The strategy of targeting dogs with rabies is not new in Angola. According to allAfrica.com, Angola's "campaign against rabies takes place every year" as part of the National Plan of Contingency and Emergency against Rabies.

In mid-January, a separate “two-day campaign aimed at eradicating rabies” took place in Angola, reported Agencia AngolaPress. Although the number of rabies cases dropped to 40,270 in 2008—from 71,369 in 2007—the situation in Luanda province was considered “emergency and urgent” at year’s end, prompting the campaign.

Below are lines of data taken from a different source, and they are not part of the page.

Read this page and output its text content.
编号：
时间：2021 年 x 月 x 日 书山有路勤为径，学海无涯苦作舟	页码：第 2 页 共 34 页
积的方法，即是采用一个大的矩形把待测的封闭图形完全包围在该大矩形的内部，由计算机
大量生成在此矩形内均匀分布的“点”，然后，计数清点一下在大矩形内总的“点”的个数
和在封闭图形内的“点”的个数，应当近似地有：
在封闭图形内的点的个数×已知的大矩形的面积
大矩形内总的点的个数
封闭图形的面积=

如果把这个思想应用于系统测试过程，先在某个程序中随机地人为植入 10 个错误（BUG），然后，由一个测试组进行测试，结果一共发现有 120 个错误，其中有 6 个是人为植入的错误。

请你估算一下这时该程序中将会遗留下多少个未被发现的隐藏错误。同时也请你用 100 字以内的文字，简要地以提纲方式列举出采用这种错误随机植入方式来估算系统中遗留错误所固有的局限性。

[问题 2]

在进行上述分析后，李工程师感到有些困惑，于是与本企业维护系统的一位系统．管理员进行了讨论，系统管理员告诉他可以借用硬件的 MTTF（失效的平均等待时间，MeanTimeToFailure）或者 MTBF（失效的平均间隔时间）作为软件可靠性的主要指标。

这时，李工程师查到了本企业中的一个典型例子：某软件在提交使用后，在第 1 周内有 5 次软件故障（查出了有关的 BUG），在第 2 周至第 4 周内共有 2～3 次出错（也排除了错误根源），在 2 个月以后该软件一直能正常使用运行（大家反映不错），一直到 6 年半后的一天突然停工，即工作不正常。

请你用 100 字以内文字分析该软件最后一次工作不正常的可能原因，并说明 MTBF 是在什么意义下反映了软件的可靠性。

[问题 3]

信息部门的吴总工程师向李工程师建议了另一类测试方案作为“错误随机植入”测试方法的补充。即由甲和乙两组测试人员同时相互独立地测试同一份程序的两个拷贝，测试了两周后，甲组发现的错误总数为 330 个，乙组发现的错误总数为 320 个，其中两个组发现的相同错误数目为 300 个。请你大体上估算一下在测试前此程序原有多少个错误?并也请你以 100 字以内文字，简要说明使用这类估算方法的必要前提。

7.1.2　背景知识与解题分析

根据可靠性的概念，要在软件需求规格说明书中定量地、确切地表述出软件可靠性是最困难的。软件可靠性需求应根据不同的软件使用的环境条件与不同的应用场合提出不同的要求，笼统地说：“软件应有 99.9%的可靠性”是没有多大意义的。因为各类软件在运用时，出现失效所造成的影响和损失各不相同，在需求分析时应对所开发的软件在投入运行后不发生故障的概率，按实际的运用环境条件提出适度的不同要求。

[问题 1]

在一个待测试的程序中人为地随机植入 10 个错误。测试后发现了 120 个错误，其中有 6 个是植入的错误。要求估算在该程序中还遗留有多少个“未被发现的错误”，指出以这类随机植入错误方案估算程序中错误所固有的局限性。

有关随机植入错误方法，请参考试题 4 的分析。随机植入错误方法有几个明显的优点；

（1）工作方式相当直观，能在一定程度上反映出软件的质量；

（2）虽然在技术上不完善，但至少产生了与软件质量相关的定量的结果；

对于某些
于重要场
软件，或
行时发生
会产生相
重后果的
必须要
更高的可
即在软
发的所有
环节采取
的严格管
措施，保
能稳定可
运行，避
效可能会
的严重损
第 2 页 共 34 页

According to ScienceDaily, most of the 24,000 rabies deaths in Africa affect children in poor and rural areas. Preventing and treating rabies is expensive, “and the necessary resources often scarce or inadequate.” Focusing on dogs, the main source of rabies, is more feasible and therefore crucial to the eradication program.

A study conducted by scientists from the United States, Africa and France determined that the source of most rabies cases in dogs in central and western Africa is “a common ancestor introduced to the continent around 200 years ago, probably by European colonialists,” according to ScienceDaily.

Background: Strife and poverty in Angola

After a 27-year civil war, peace finally came to Angola in 2002. By 2007, many Angolans were put back to work “rebuilding roads, airports, bridges and railways,” reported The New York Times. However, despite the country’s lucrative oil and diamond mining industries, most citizens live in poverty. Critics of Angola’s government say wealthy, self-serving officials are holding back progress.